Décision sur l’opposition no B 3 157 368 Page sur 9 9
FRAIS
Conformément à l’article 109, paragraphe 1, du RMUE, la partie perdante dans une procédure d’opposition doit supporter les taxes et frais exposés par l’autre partie. Conformément à l’article 109, paragraphe 3, du RMUE, dans la mesure où les parties succombent respectivement sur un ou plusieurs chefs, ou dans la mesure où l’équité l’exige, la division d’opposition décide d’une répartition différente des frais.
Étant donné que l’opposition n’est accueillie que pour une partie des services contestés, les deux parties succombent respectivement sur un ou plusieurs chefs. Par conséquent, chaque partie doit supporter ses propres dépens.

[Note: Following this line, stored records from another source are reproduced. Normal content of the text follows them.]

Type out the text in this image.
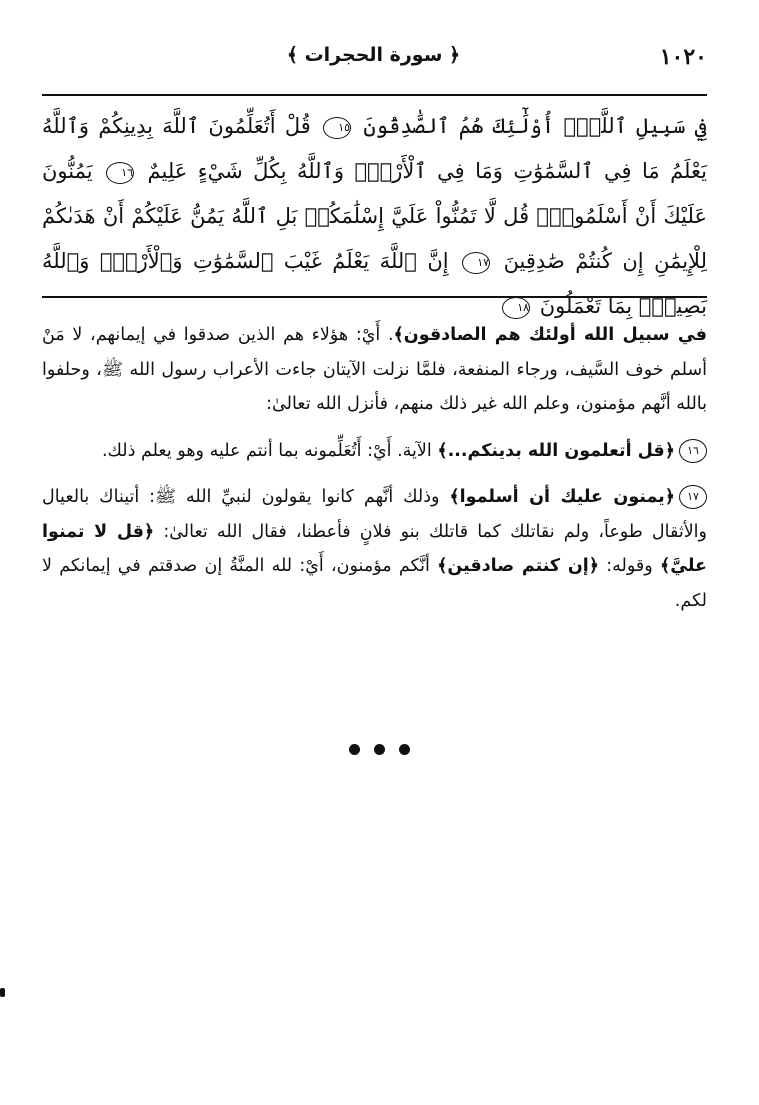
١٠٢٠
﴿ سورة الحجرات ﴾
فِي سَبِيلِ ٱللَّهِۚ أُوْلَٰٓئِكَ هُمُ ٱلصَّٰدِقُونَ ١٥ قُلْ أَتُعَلِّمُونَ ٱللَّهَ بِدِينِكُمْ وَٱللَّهُ يَعْلَمُ مَا فِي ٱلسَّمَٰوَٰتِ وَمَا فِي ٱلْأَرْضِۚ وَٱللَّهُ بِكُلِّ شَيْءٍ عَلِيمٌ ١٦ يَمُنُّونَ عَلَيْكَ أَنْ أَسْلَمُواْۖ قُل لَّا تَمُنُّواْ عَلَيَّ إِسْلَٰمَكُمۖ بَلِ ٱللَّهُ يَمُنُّ عَلَيْكُمْ أَنْ هَدَىٰكُمْ لِلْإِيمَٰنِ إِن كُنتُمْ صَٰدِقِينَ ١٧ إِنَّ ٱللَّهَ يَعْلَمُ غَيْبَ ٱلسَّمَٰوَٰتِ وَٱلْأَرْضِۚ وَٱللَّهُ بَصِيرُۢ بِمَا تَعْمَلُونَ ١٨

في سبيل الله أولئك هم الصادقون﴾. أَيْ: هؤلاء هم الذين صدقوا في إيمانهم، لا مَنْ أسلم خوف السَّيف، ورجاء المنفعة، فلمَّا نزلت الآيتان جاءت الأعراب رسول الله ﷺ، وحلفوا بالله أنَّهم مؤمنون، وعلم الله غير ذلك منهم، فأنزل الله تعالىٰ:

١٦﴿قل أتعلمون الله بدينكم...﴾ الآية. أَيْ: أَتُعَلِّمونه بما أنتم عليه وهو يعلم ذلك.

١٧﴿يمنون عليك أن أسلموا﴾ وذلك أنَّهم كانوا يقولون لنبيِّ الله ﷺ: أتيناك بالعيال والأثقال طوعاً، ولم نقاتلك كما قاتلك بنو فلانٍ فأعطنا، فقال الله تعالىٰ: ﴿قل لا تمنوا عليَّ﴾ وقوله: ﴿إن كنتم صادقين﴾ أنَّكم مؤمنون، أَيْ: لله المنَّةُ إن صدقتم في إيمانكم لا لكم.
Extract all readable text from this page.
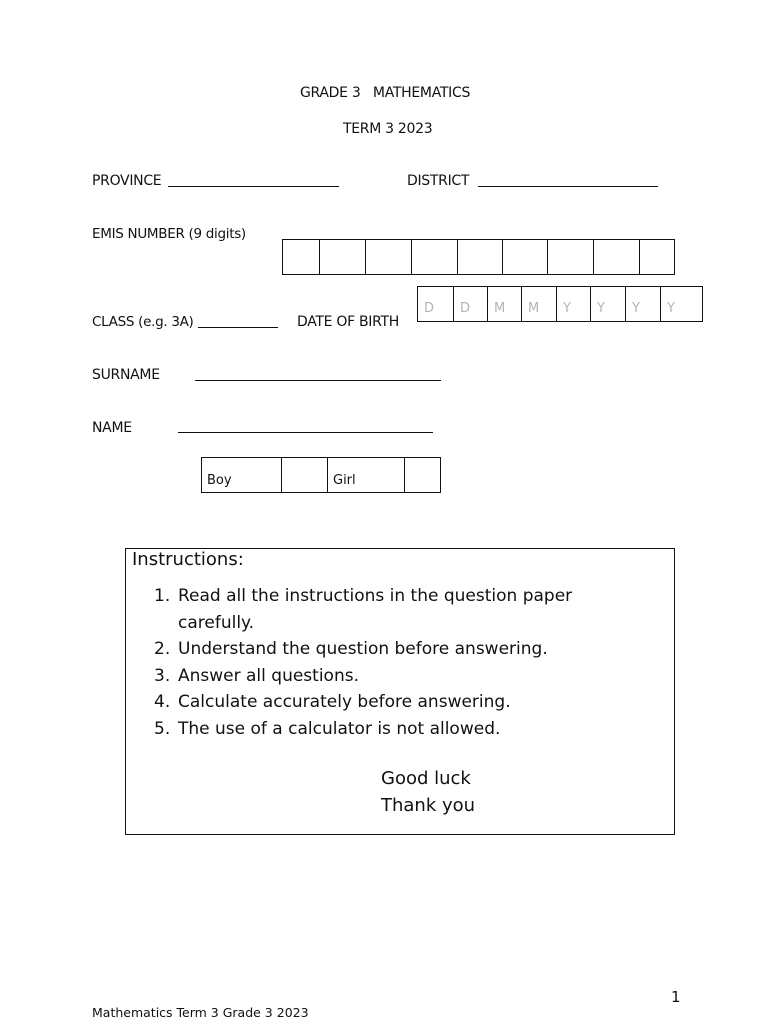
GRADE 3   MATHEMATICS
TERM 3 2023
PROVINCE	DISTRICT
EMIS NUMBER (9 digits)
D	D	M	M	Y	Y	Y	Y
CLASS (e.g. 3A)	DATE OF BIRTH
SURNAME
NAME
Boy	Girl
Instructions:
1. Read all the instructions in the question paper carefully.
2. Understand the question before answering.
3. Answer all questions.
4. Calculate accurately before answering.
5. The use of a calculator is not allowed.
Good luck
Thank you
1
Mathematics Term 3 Grade 3 2023
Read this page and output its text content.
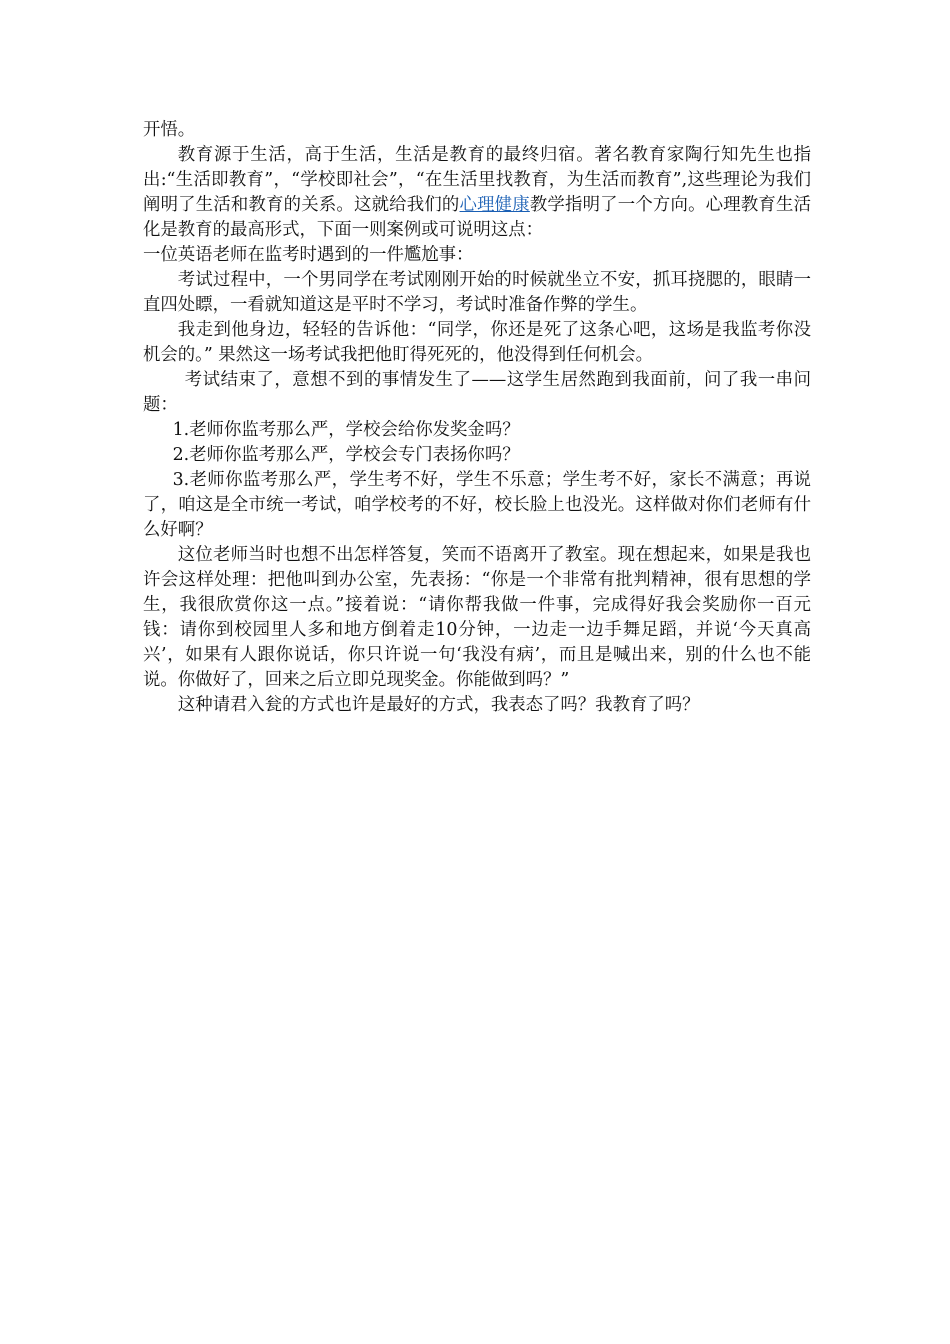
开悟。

教育源于生活，高于生活，生活是教育的最终归宿。著名教育家陶行知先生也指出:“生活即教育”，“学校即社会”，“在生活里找教育，为生活而教育”,这些理论为我们阐明了生活和教育的关系。这就给我们的心理健康教学指明了一个方向。心理教育生活化是教育的最高形式，下面一则案例或可说明这点：

一位英语老师在监考时遇到的一件尷尬事：

考试过程中，一个男同学在考试刚刚开始的时候就坐立不安，抓耳挠腮的，眼睛一直四处瞟，一看就知道这是平时不学习，考试时准备作弊的学生。

我走到他身边，轻轻的告诉他：“同学，你还是死了这条心吧，这场是我监考你没机会的。” 果然这一场考试我把他盯得死死的，他没得到任何机会。

考试结束了，意想不到的事情发生了——这学生居然跑到我面前，问了我一串问题：

1.老师你监考那么严，学校会给你发奖金吗？

2.老师你监考那么严，学校会专门表扬你吗？

3.老师你监考那么严，学生考不好，学生不乐意；学生考不好，家长不满意；再说了，咱这是全市统一考试，咱学校考的不好，校长脸上也没光。这样做对你们老师有什么好啊？

这位老师当时也想不出怎样答复，笑而不语离开了教室。现在想起来，如果是我也许会这样处理：把他叫到办公室，先表扬：“你是一个非常有批判精神，很有思想的学生，我很欣赏你这一点。”接着说：“请你帮我做一件事，完成得好我会奖励你一百元钱：请你到校园里人多和地方倒着走10分钟，一边走一边手舞足蹈，并说‘今天真高兴’，如果有人跟你说话，你只许说一句‘我没有病’，而且是喊出来，别的什么也不能说。你做好了，回来之后立即兑现奖金。你能做到吗？”

这种请君入瓮的方式也许是最好的方式，我表态了吗？我教育了吗？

De la division d’opposition
Tzvetelina IANTCHEVA Meglena BENOVA Francesca DRAGOSTIN
Conformément à l’article 67 du RMUE, toute partie peut recourir contre cette décision pour autant que cette dernière n’ait pas fait droit à ses prétentions. Conformément à l’article 68 du RMUE, le recours doit être formé par écrit auprès de l’Office dans un délai de deux mois à compter du jour de la notification de la présente décision. L’acte de recours est déposé dans la langue de procédure de la décision attaquée. En outre, un mémoire exposant les motifs du recours doit être déposé par écrit dans un délai de quatre mois à compter de cette date. Le recours n’est considéré comme formé qu’après paiement de la taxe de recours d’un montant de 720 EUR.